Tween Two Curves Along Curve not working as desired (Grasshopper/Pufferfish)

I need to loft between two sections (2 closed curves in parallel planes) guided by specific rails.

There are a bunch of ways to do this, but I’m still looking for the cleanest way possible.
Just lofting using the loft component wasn’t working very well, so I tried other methods like lofting between connecting lines between both sections etc.
I was hoping the tween curve component would do the job, but the interpolation is linear and I need a very specific shape, as shown in the picture.

I’ve installed Pufferfish and found this Tween Two Curves Along Curve component which was very promising. But after trying to add the required guides (black curves), it just does not want to do what I want it to do. :stuck_out_tongue:
It should go through every guide rail, especially the bottom curve and the flat top and right side.

I’ve attached an example .gh file with the right curves that need to be lofted and the specific guiding rails that need to be accounted for. I also added the (sort of) desired result that I created in a different (but more elaborate) manner. I wanted to improve on that by using these tween curves. It looked promising, as I said, but not quite what I was hoping for.

Thanks in advance.

Tween Between two curves guided test.gh (36.4 KB)

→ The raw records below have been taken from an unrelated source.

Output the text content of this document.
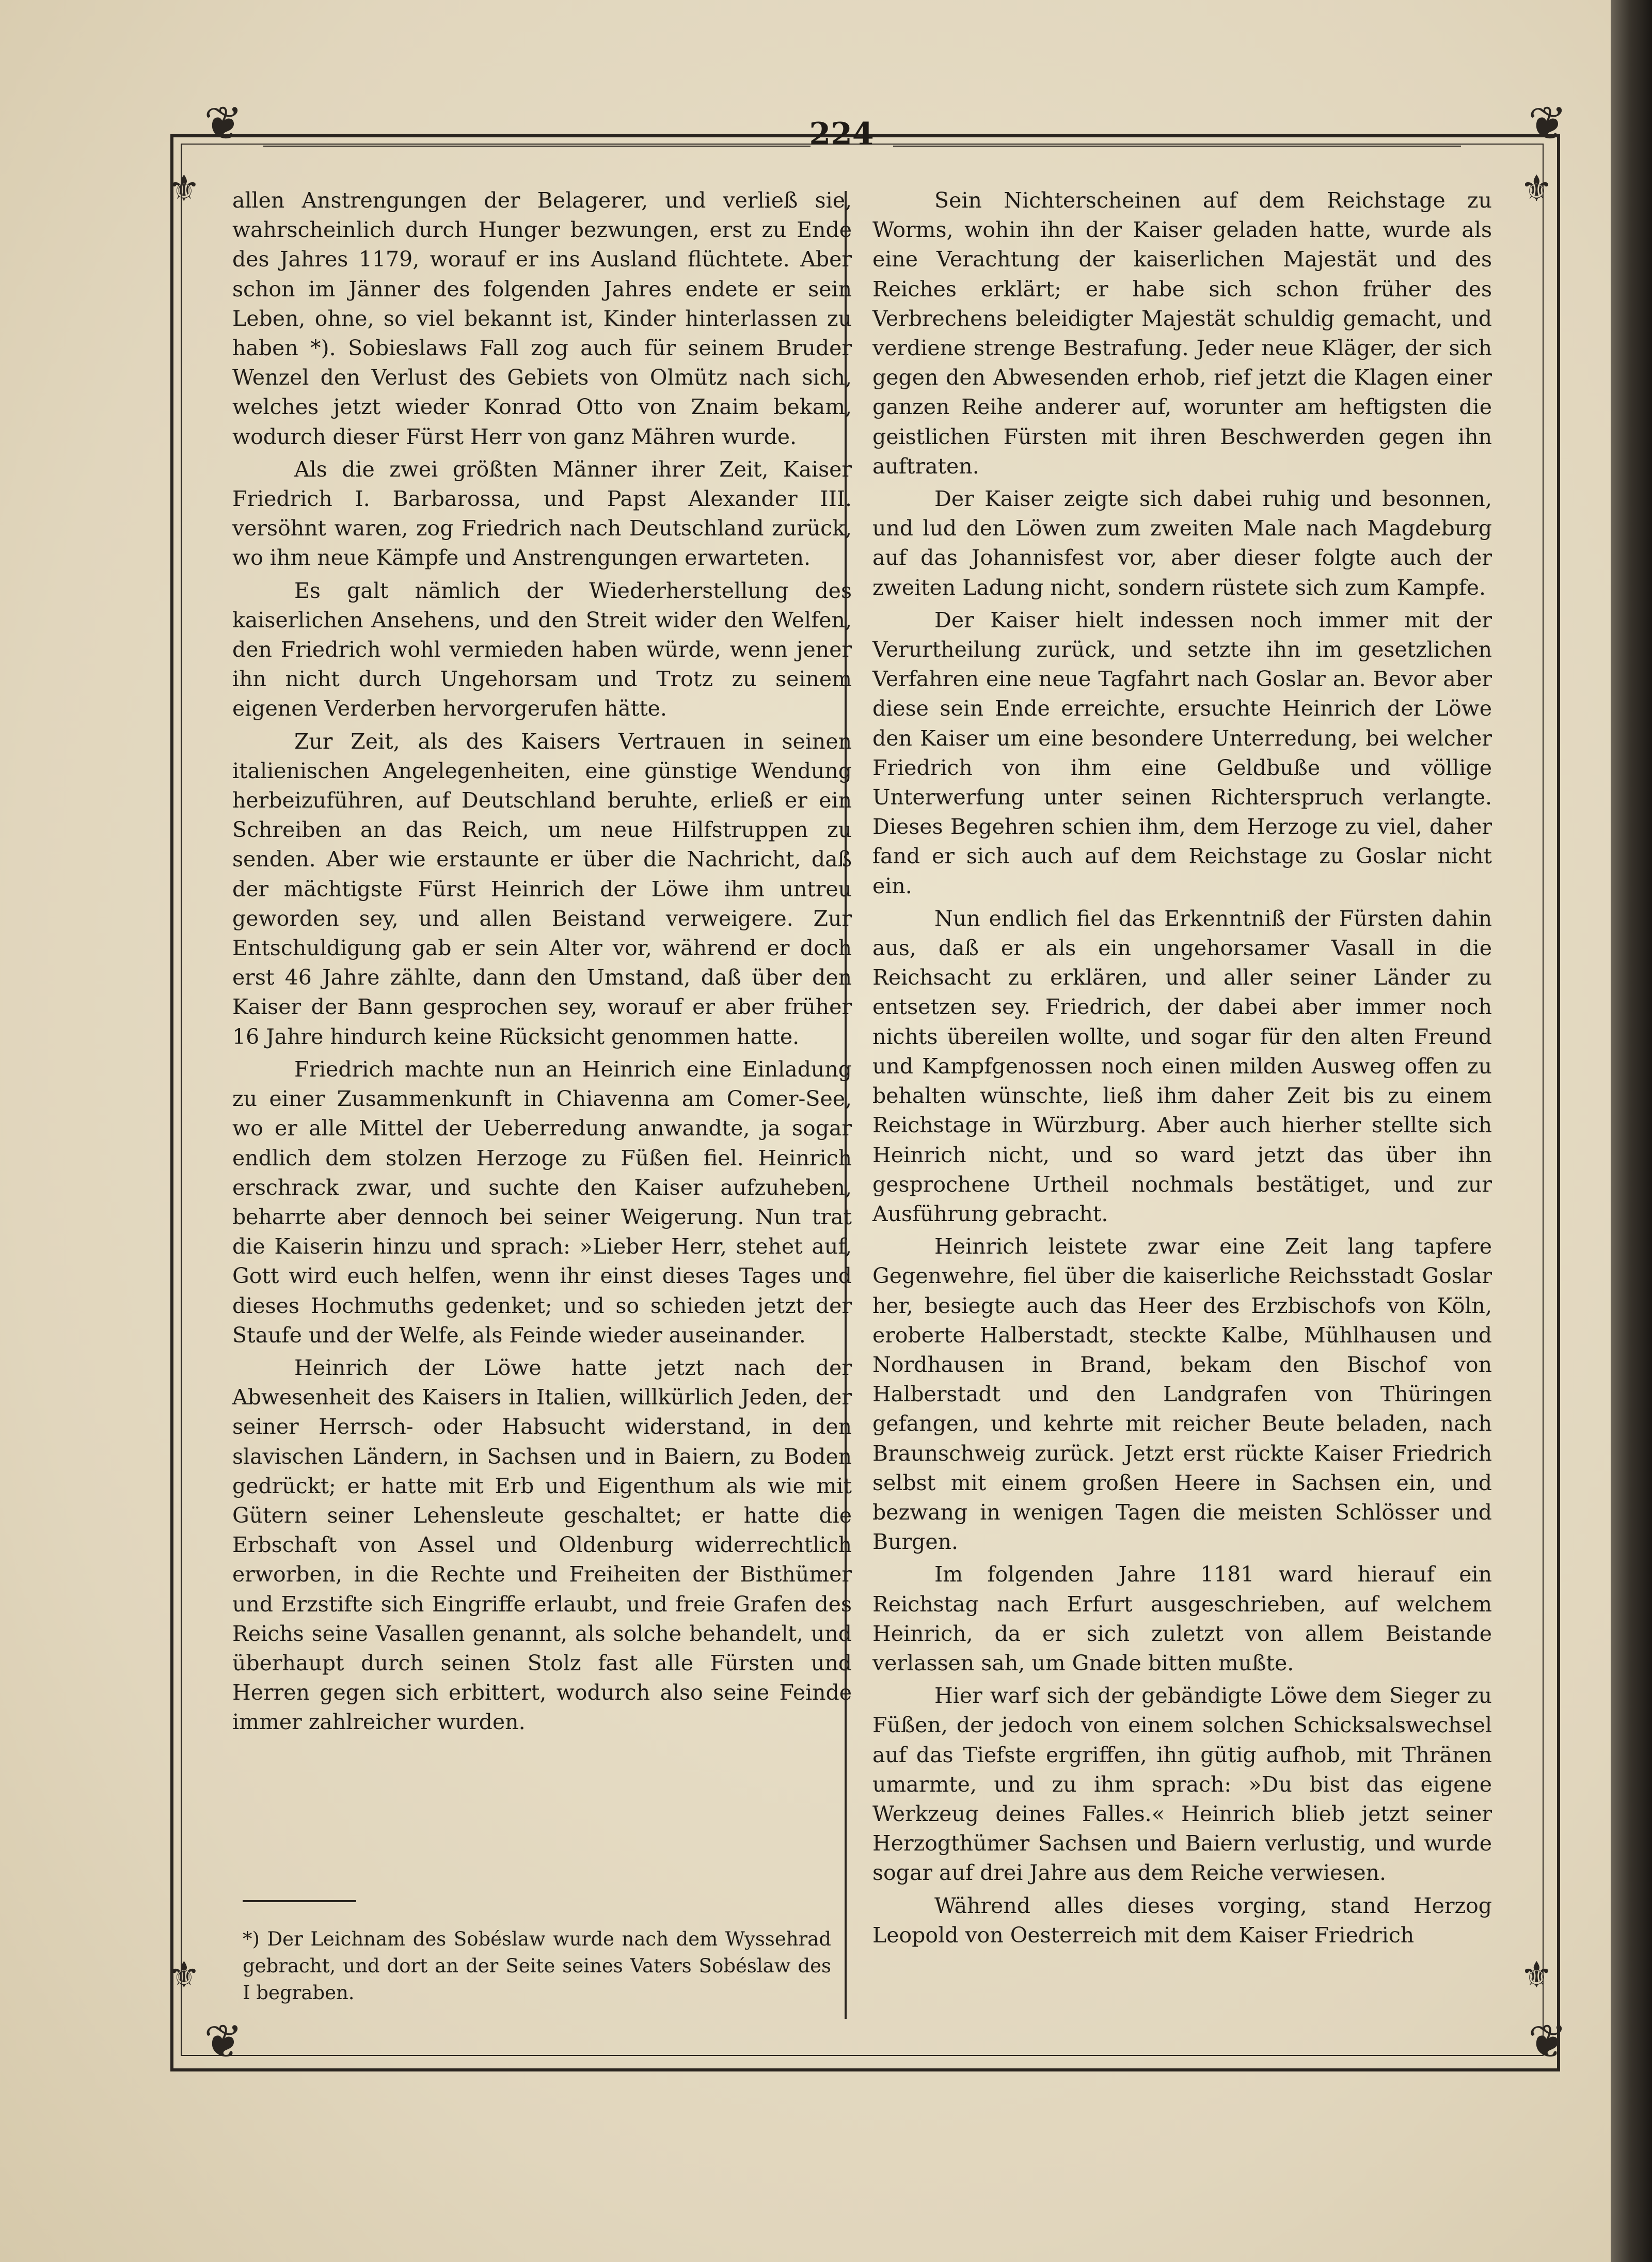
❦	❦
❦	❦
⚜	⚜
⚜	⚜
224

allen Anstrengungen der Belagerer, und verließ sie, wahrscheinlich durch Hunger bezwungen, erst zu Ende des Jahres 1179, worauf er ins Ausland flüchtete. Aber schon im Jänner des folgenden Jahres endete er sein Leben, ohne, so viel bekannt ist, Kinder hinterlassen zu haben *). Sobieslaws Fall zog auch für seinem Bruder Wenzel den Verlust des Gebiets von Olmütz nach sich, welches jetzt wieder Konrad Otto von Znaim bekam, wodurch dieser Fürst Herr von ganz Mähren wurde.

Als die zwei größten Männer ihrer Zeit, Kaiser Friedrich I. Barbarossa, und Papst Alexander III. versöhnt waren, zog Friedrich nach Deutschland zurück, wo ihm neue Kämpfe und Anstrengungen erwarteten.

Es galt nämlich der Wiederherstellung des kaiserlichen Ansehens, und den Streit wider den Welfen, den Friedrich wohl vermieden haben würde, wenn jener ihn nicht durch Ungehorsam und Trotz zu seinem eigenen Verderben hervorgerufen hätte.

Zur Zeit, als des Kaisers Vertrauen in seinen italienischen Angelegenheiten, eine günstige Wendung herbeizuführen, auf Deutschland beruhte, erließ er ein Schreiben an das Reich, um neue Hilfstruppen zu senden. Aber wie erstaunte er über die Nachricht, daß der mächtigste Fürst Heinrich der Löwe ihm untreu geworden sey, und allen Beistand verweigere. Zur Entschuldigung gab er sein Alter vor, während er doch erst 46 Jahre zählte, dann den Umstand, daß über den Kaiser der Bann gesprochen sey, worauf er aber früher 16 Jahre hindurch keine Rücksicht genommen hatte.

Friedrich machte nun an Heinrich eine Einladung zu einer Zusammenkunft in Chiavenna am Comer-See, wo er alle Mittel der Ueberredung anwandte, ja sogar endlich dem stolzen Herzoge zu Füßen fiel. Heinrich erschrack zwar, und suchte den Kaiser aufzuheben, beharrte aber dennoch bei seiner Weigerung. Nun trat die Kaiserin hinzu und sprach: »Lieber Herr, stehet auf, Gott wird euch helfen, wenn ihr einst dieses Tages und dieses Hochmuths gedenket; und so schieden jetzt der Staufe und der Welfe, als Feinde wieder auseinander.

Heinrich der Löwe hatte jetzt nach der Abwesenheit des Kaisers in Italien, willkürlich Jeden, der seiner Herrsch- oder Habsucht widerstand, in den slavischen Ländern, in Sachsen und in Baiern, zu Boden gedrückt; er hatte mit Erb und Eigenthum als wie mit Gütern seiner Lehensleute geschaltet; er hatte die Erbschaft von Assel und Oldenburg widerrechtlich erworben, in die Rechte und Freiheiten der Bisthümer und Erzstifte sich Eingriffe erlaubt, und freie Grafen des Reichs seine Vasallen genannt, als solche behandelt, und überhaupt durch seinen Stolz fast alle Fürsten und Herren gegen sich erbittert, wodurch also seine Feinde immer zahlreicher wurden.

Sein Nichterscheinen auf dem Reichstage zu Worms, wohin ihn der Kaiser geladen hatte, wurde als eine Verachtung der kaiserlichen Majestät und des Reiches erklärt; er habe sich schon früher des Verbrechens beleidigter Majestät schuldig gemacht, und verdiene strenge Bestrafung. Jeder neue Kläger, der sich gegen den Abwesenden erhob, rief jetzt die Klagen einer ganzen Reihe anderer auf, worunter am heftigsten die geistlichen Fürsten mit ihren Beschwerden gegen ihn auftraten.

Der Kaiser zeigte sich dabei ruhig und besonnen, und lud den Löwen zum zweiten Male nach Magdeburg auf das Johannisfest vor, aber dieser folgte auch der zweiten Ladung nicht, sondern rüstete sich zum Kampfe.

Der Kaiser hielt indessen noch immer mit der Verurtheilung zurück, und setzte ihn im gesetzlichen Verfahren eine neue Tagfahrt nach Goslar an. Bevor aber diese sein Ende erreichte, ersuchte Heinrich der Löwe den Kaiser um eine besondere Unterredung, bei welcher Friedrich von ihm eine Geldbuße und völlige Unterwerfung unter seinen Richterspruch verlangte. Dieses Begehren schien ihm, dem Herzoge zu viel, daher fand er sich auch auf dem Reichstage zu Goslar nicht ein.

Nun endlich fiel das Erkenntniß der Fürsten dahin aus, daß er als ein ungehorsamer Vasall in die Reichsacht zu erklären, und aller seiner Länder zu entsetzen sey. Friedrich, der dabei aber immer noch nichts übereilen wollte, und sogar für den alten Freund und Kampfgenossen noch einen milden Ausweg offen zu behalten wünschte, ließ ihm daher Zeit bis zu einem Reichstage in Würzburg. Aber auch hierher stellte sich Heinrich nicht, und so ward jetzt das über ihn gesprochene Urtheil nochmals bestätiget, und zur Ausführung gebracht.

Heinrich leistete zwar eine Zeit lang tapfere Gegenwehre, fiel über die kaiserliche Reichsstadt Goslar her, besiegte auch das Heer des Erzbischofs von Köln, eroberte Halberstadt, steckte Kalbe, Mühlhausen und Nordhausen in Brand, bekam den Bischof von Halberstadt und den Landgrafen von Thüringen gefangen, und kehrte mit reicher Beute beladen, nach Braunschweig zurück. Jetzt erst rückte Kaiser Friedrich selbst mit einem großen Heere in Sachsen ein, und bezwang in wenigen Tagen die meisten Schlösser und Burgen.

Im folgenden Jahre 1181 ward hierauf ein Reichstag nach Erfurt ausgeschrieben, auf welchem Heinrich, da er sich zuletzt von allem Beistande verlassen sah, um Gnade bitten mußte.

Hier warf sich der gebändigte Löwe dem Sieger zu Füßen, der jedoch von einem solchen Schicksalswechsel auf das Tiefste ergriffen, ihn gütig aufhob, mit Thränen umarmte, und zu ihm sprach: »Du bist das eigene Werkzeug deines Falles.« Heinrich blieb jetzt seiner Herzogthümer Sachsen und Baiern verlustig, und wurde sogar auf drei Jahre aus dem Reiche verwiesen.

Während alles dieses vorging, stand Herzog Leopold von Oesterreich mit dem Kaiser Friedrich

*) Der Leichnam des Sobéslaw wurde nach dem Wyssehrad gebracht, und dort an der Seite seines Vaters Sobéslaw des I begraben.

You misunderstand what a guide is. There can be a max of two guides the logic is like a sweep 1 or sweep 2. (Hovering over components and their inputs will give you useful information about what components need) I suggest adding a third curve to loft. Or use network surface with your current curves and cross sections.

(Or maybe I misunderstand. Most of your curves are black in the screenshot)

So that you understand the tween along curve components have a same logic as sweeps. Profiles would be the curves in green (curves to tween), Guides (one or two) would be the curves in blue.


Tween along.gh (10.1 KB)

If you want the curves in the other direction (which I think you do), you just need two curves as guide in that direction. (preferably one along the section ends and one along the section centers for the result I think you want)

Then you can loft them


Tween along flipped lofted.gh (12.9 KB)

However, to get the control you might want using all those crossing curves spanning the sections I suggest opening the back of the section curves then using network surface or Pufferfish’s automatic network surface.


Network.gh (9.0 KB)

Well, I do know that you can only use 2 guides, but I wanted to use more, you see. If I was using only 2 guides, then the resulting tween curves would not be within the desired boundary (as given by all the black lines/curves). All boundaries, except 1 is then satisfied, that’s why I kept adding ‘more than 2 guides’ to force the tween curves in between the desired boundaries. Which clearly did not work properly.

I’m going to look into the different options you suggested and I’ll report back. Thanks a lot!

I haven’t had much time, but just now I’ve found a clean solution to my initial problem.
I wanted to share this, because it might be an interesting (ready-to-use) addition to the component I’ve used.

I’ve tried your suggestions but none of them did exactly what I wanted. Neither the tween curve along guides nor the network surface generated a clean surface, while the tween curves interpolated linearly, which was not the desired result. The latter made me think whether I could redistribute the generated curves to the desired parabolic/quadratic distribution and that’s exactly what I’ve tried.

I generated parabolic factors for the tween curves between my 2 profiles using a graph mapper. Then I redistributed the curves again linearly. Even 1 tween curve is enough, as long as it’s redistributed at the right position.

So, it might be useful to add an extended Tween Curve component, in which you can specify the distribution (linear, quadratic, cubic, etc.). Unless it already exists and I could have used it all along.

You can do it with the tween through curves component. The I input let’s you change the interpolation type. The component requires atleast 3 input curves.